Pakistan's ruling party on Sunday said the country will not recognise Israel, amid rumours of pressure by the US and its Gulf allies for it to normalise ties with the country.

"Pakistan will not recognise Israel until we get a just and fair settlement according to the will of the people of Palestine & resolutions of the UN," said Prime Minister Imran Khan's Tehreek-e-Insaf party on Twitter.

Separately, Zahid Hafeez Chaudhri, the official spokesman for Islamabad's foreign ministry tweeted: "On Int'l Day of solidarity with #Palestinian people, Pakistan reiterates its steadfast supports to Palestinian people’s inalienable right to self-determination."
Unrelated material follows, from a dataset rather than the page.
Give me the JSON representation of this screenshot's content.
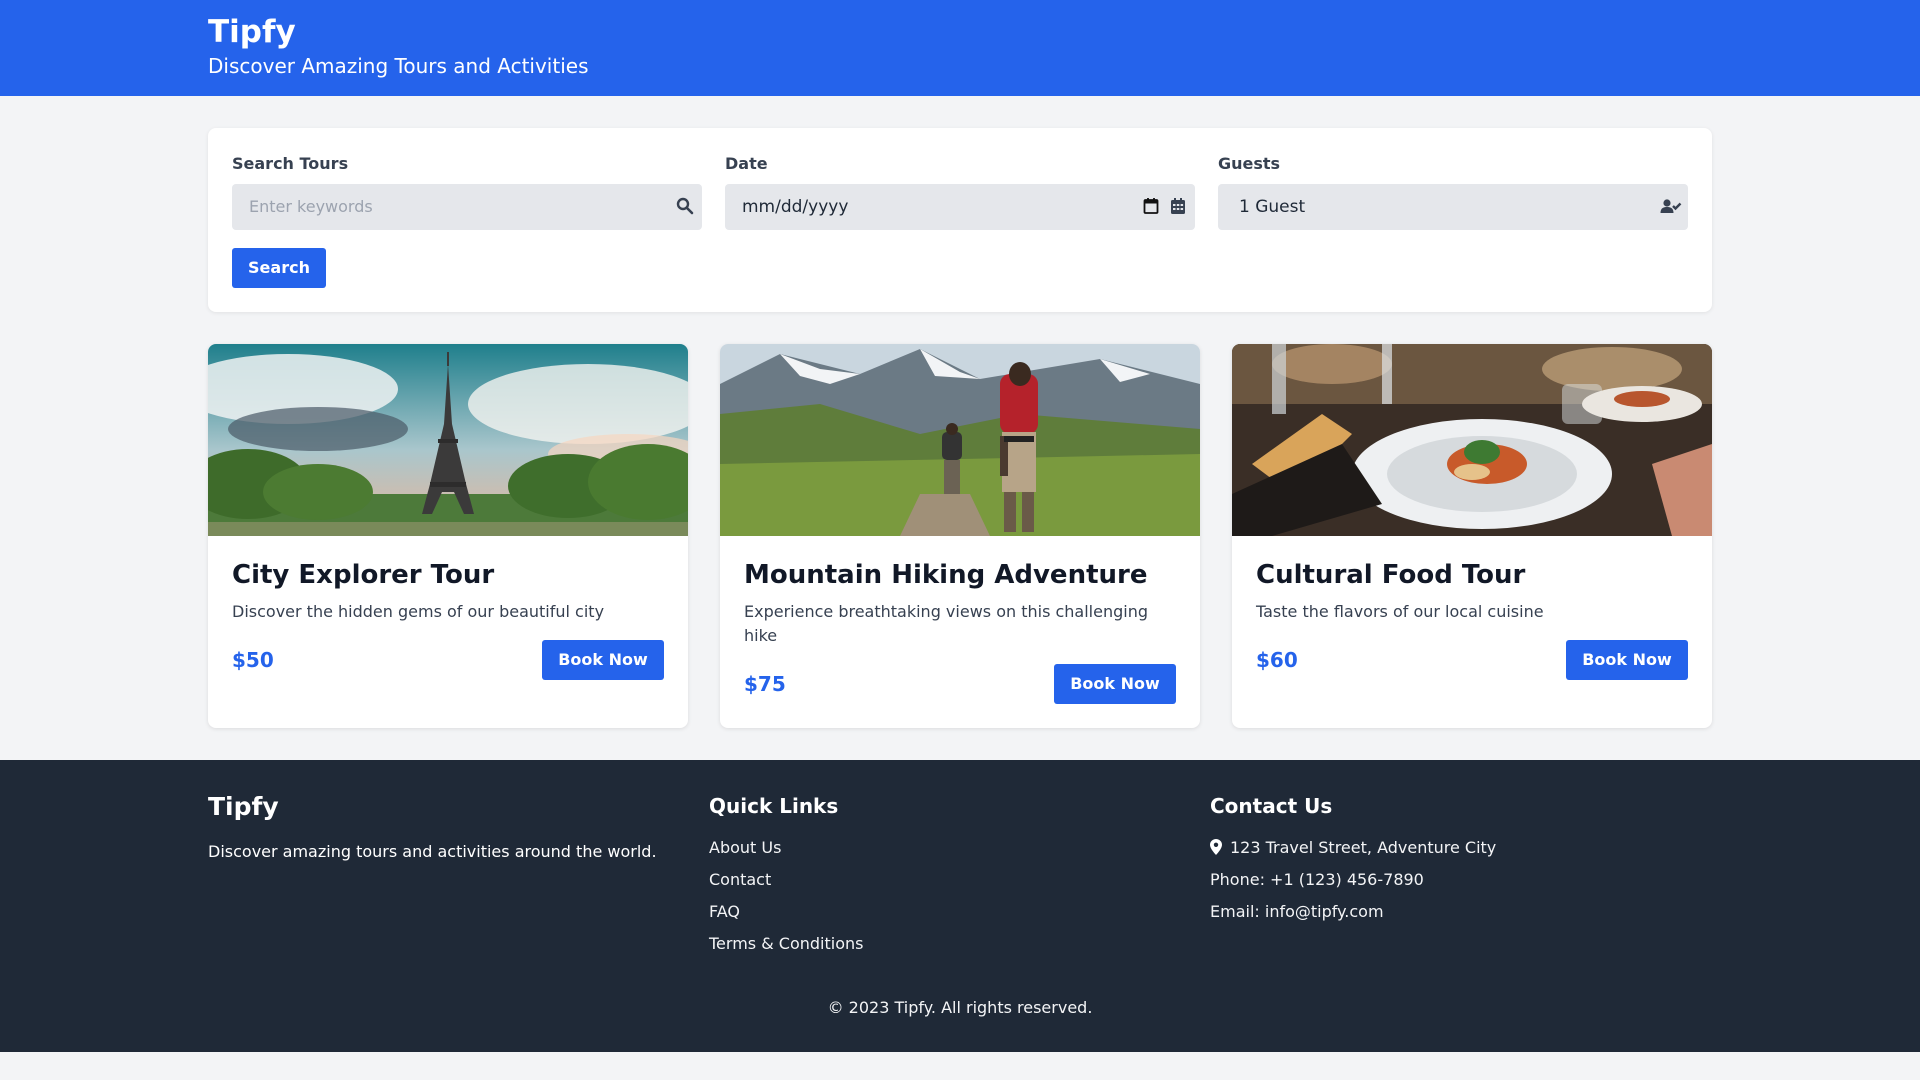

Both statements appear to hit back at questions over whether Pakistan would join Arab allies UAE and Bahrain who established full diplomatic relations with Israel.

Early this month, Prime Minister Khan told local media "Israel's deep influence in the US" had been behind pressure on Islamabad to follow suit, something he said was salient "during the Trump sting".
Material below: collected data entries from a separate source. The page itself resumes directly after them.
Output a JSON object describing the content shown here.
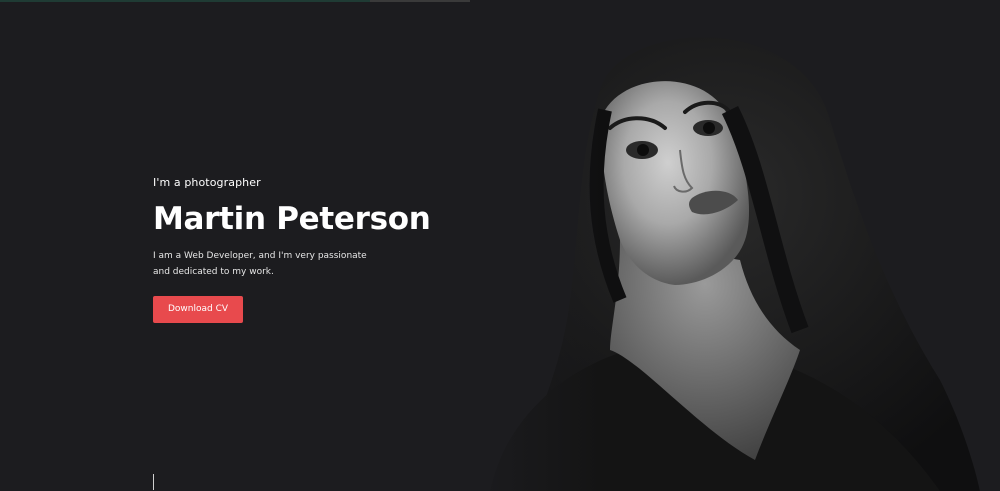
{
  "hero": {
    "subtitle": "I'm a photographer",
    "name": "Martin Peterson",
    "intro": "I am a Web Developer, and I'm very passionate and dedicated to my work.",
    "cta_label": "Download CV"
  },
  "portrait": {
    "icon": "portrait-photo"
  },
  "colors": {
    "background": "#1c1c1f",
    "accent": "#e84a4d",
    "text": "#ffffff"
  }
}
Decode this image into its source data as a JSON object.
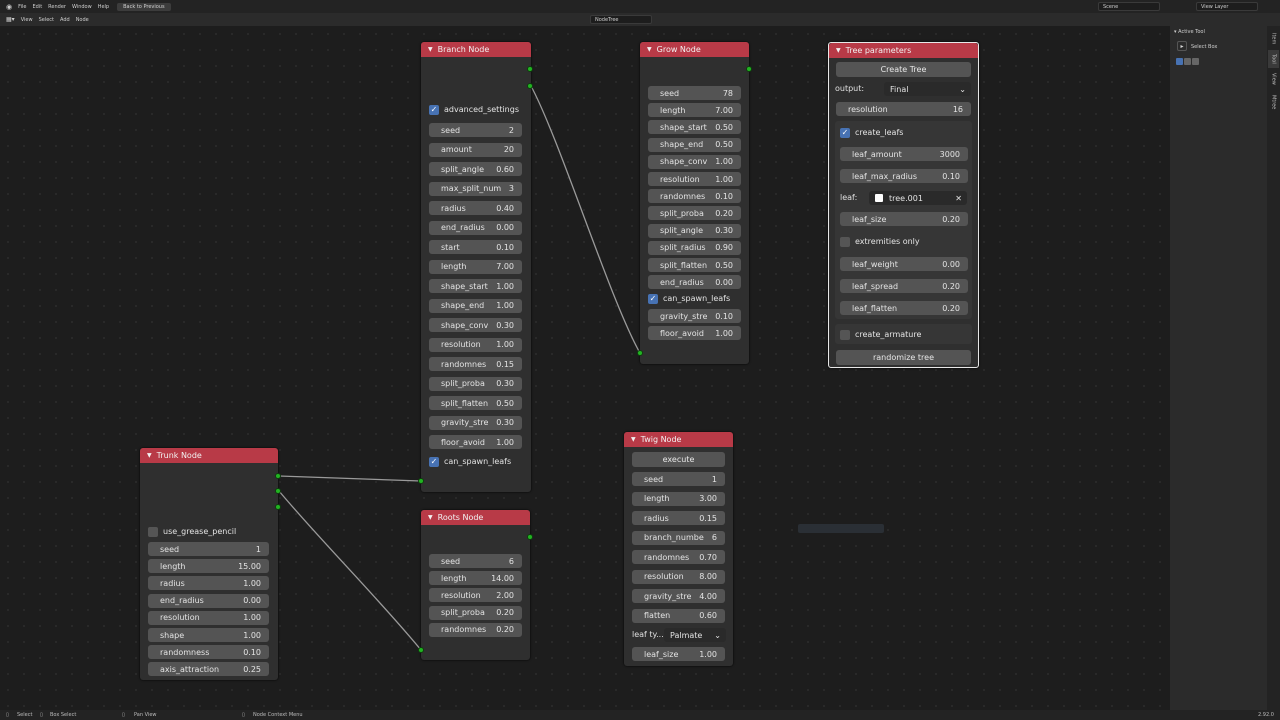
{
  "topbar": {
    "menus": [
      "File",
      "Edit",
      "Render",
      "Window",
      "Help"
    ],
    "back_button": "Back to Previous",
    "scene": "Scene",
    "view_layer": "View Layer"
  },
  "editor_header": {
    "menus": [
      "View",
      "Select",
      "Add",
      "Node"
    ],
    "node_tree_name": "NodeTree"
  },
  "nodes": {
    "branch": {
      "title": "Branch Node",
      "advanced_settings": "advanced_settings",
      "fields": [
        {
          "label": "seed",
          "value": "2"
        },
        {
          "label": "amount",
          "value": "20"
        },
        {
          "label": "split_angle",
          "value": "0.60"
        },
        {
          "label": "max_split_num",
          "value": "3"
        },
        {
          "label": "radius",
          "value": "0.40"
        },
        {
          "label": "end_radius",
          "value": "0.00"
        },
        {
          "label": "start",
          "value": "0.10"
        },
        {
          "label": "length",
          "value": "7.00"
        },
        {
          "label": "shape_start",
          "value": "1.00"
        },
        {
          "label": "shape_end",
          "value": "1.00"
        },
        {
          "label": "shape_conv",
          "value": "0.30"
        },
        {
          "label": "resolution",
          "value": "1.00"
        },
        {
          "label": "randomnes",
          "value": "0.15"
        },
        {
          "label": "split_proba",
          "value": "0.30"
        },
        {
          "label": "split_flatten",
          "value": "0.50"
        },
        {
          "label": "gravity_stre",
          "value": "0.30"
        },
        {
          "label": "floor_avoid",
          "value": "1.00"
        }
      ],
      "can_spawn_leafs": "can_spawn_leafs"
    },
    "grow": {
      "title": "Grow Node",
      "fields": [
        {
          "label": "seed",
          "value": "78"
        },
        {
          "label": "length",
          "value": "7.00"
        },
        {
          "label": "shape_start",
          "value": "0.50"
        },
        {
          "label": "shape_end",
          "value": "0.50"
        },
        {
          "label": "shape_conv",
          "value": "1.00"
        },
        {
          "label": "resolution",
          "value": "1.00"
        },
        {
          "label": "randomnes",
          "value": "0.10"
        },
        {
          "label": "split_proba",
          "value": "0.20"
        },
        {
          "label": "split_angle",
          "value": "0.30"
        },
        {
          "label": "split_radius",
          "value": "0.90"
        },
        {
          "label": "split_flatten",
          "value": "0.50"
        },
        {
          "label": "end_radius",
          "value": "0.00"
        }
      ],
      "can_spawn_leafs": "can_spawn_leafs",
      "fields2": [
        {
          "label": "gravity_stre",
          "value": "0.10"
        },
        {
          "label": "floor_avoid",
          "value": "1.00"
        }
      ]
    },
    "tree_params": {
      "title": "Tree parameters",
      "create_tree": "Create Tree",
      "output_label": "output:",
      "output_value": "Final",
      "resolution": {
        "label": "resolution",
        "value": "16"
      },
      "create_leafs": "create_leafs",
      "leaf_fields": [
        {
          "label": "leaf_amount",
          "value": "3000"
        },
        {
          "label": "leaf_max_radius",
          "value": "0.10"
        }
      ],
      "leaf_label": "leaf:",
      "leaf_object": "tree.001",
      "leaf_size": {
        "label": "leaf_size",
        "value": "0.20"
      },
      "extremities_only": "extremities only",
      "leaf_fields2": [
        {
          "label": "leaf_weight",
          "value": "0.00"
        },
        {
          "label": "leaf_spread",
          "value": "0.20"
        },
        {
          "label": "leaf_flatten",
          "value": "0.20"
        }
      ],
      "create_armature": "create_armature",
      "randomize": "randomize tree"
    },
    "trunk": {
      "title": "Trunk Node",
      "use_grease_pencil": "use_grease_pencil",
      "fields": [
        {
          "label": "seed",
          "value": "1"
        },
        {
          "label": "length",
          "value": "15.00"
        },
        {
          "label": "radius",
          "value": "1.00"
        },
        {
          "label": "end_radius",
          "value": "0.00"
        },
        {
          "label": "resolution",
          "value": "1.00"
        },
        {
          "label": "shape",
          "value": "1.00"
        },
        {
          "label": "randomness",
          "value": "0.10"
        },
        {
          "label": "axis_attraction",
          "value": "0.25"
        }
      ]
    },
    "roots": {
      "title": "Roots Node",
      "fields": [
        {
          "label": "seed",
          "value": "6"
        },
        {
          "label": "length",
          "value": "14.00"
        },
        {
          "label": "resolution",
          "value": "2.00"
        },
        {
          "label": "split_proba",
          "value": "0.20"
        },
        {
          "label": "randomnes",
          "value": "0.20"
        }
      ]
    },
    "twig": {
      "title": "Twig Node",
      "execute": "execute",
      "fields": [
        {
          "label": "seed",
          "value": "1"
        },
        {
          "label": "length",
          "value": "3.00"
        },
        {
          "label": "radius",
          "value": "0.15"
        },
        {
          "label": "branch_numbe",
          "value": "6"
        },
        {
          "label": "randomnes",
          "value": "0.70"
        },
        {
          "label": "resolution",
          "value": "8.00"
        },
        {
          "label": "gravity_stre",
          "value": "4.00"
        },
        {
          "label": "flatten",
          "value": "0.60"
        }
      ],
      "leaf_type_label": "leaf ty...",
      "leaf_type_value": "Palmate",
      "leaf_size": {
        "label": "leaf_size",
        "value": "1.00"
      }
    }
  },
  "sidebar": {
    "header": "Active Tool",
    "tool": "Select Box",
    "tabs": [
      "Item",
      "Tool",
      "View",
      "Mtree"
    ]
  },
  "status_bar": {
    "select": "Select",
    "box_select": "Box Select",
    "pan_view": "Pan View",
    "context_menu": "Node Context Menu",
    "version": "2.92.0"
  },
  "colors": {
    "node_header": "#b83a47",
    "socket": "#22b422",
    "checkbox_on": "#4772b3",
    "background": "#1d1d1d"
  }
}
When asked whether a "brotherly Muslim country" had contributed to the pressure - a phrase observers believed to mean key Islamabad ally Saudi Arabia - he said:

"There are certain things we cannot say because we have good relations with [countries] and we do not wish to upset them," Khan said.

"God willing, let our country stand on its own two feet and then you can ask me such questions," Khan added.

Media reports on Khan's statements were called a "fabrication" by government social media accounts, a move possibly linked to Pakistan's dependence on Gulf states - in particular Saudi Arabia - for financial aid.

The country's powerful military establishment, which has the say in foreign policy matters, has strong links with its Saudi counterpart and has supported proxies in the kingdom's regional conflicts, including in Yemen.   

The army has also allegedly maintained decades-long informal relations with Israel, which includes intelligence collaboration.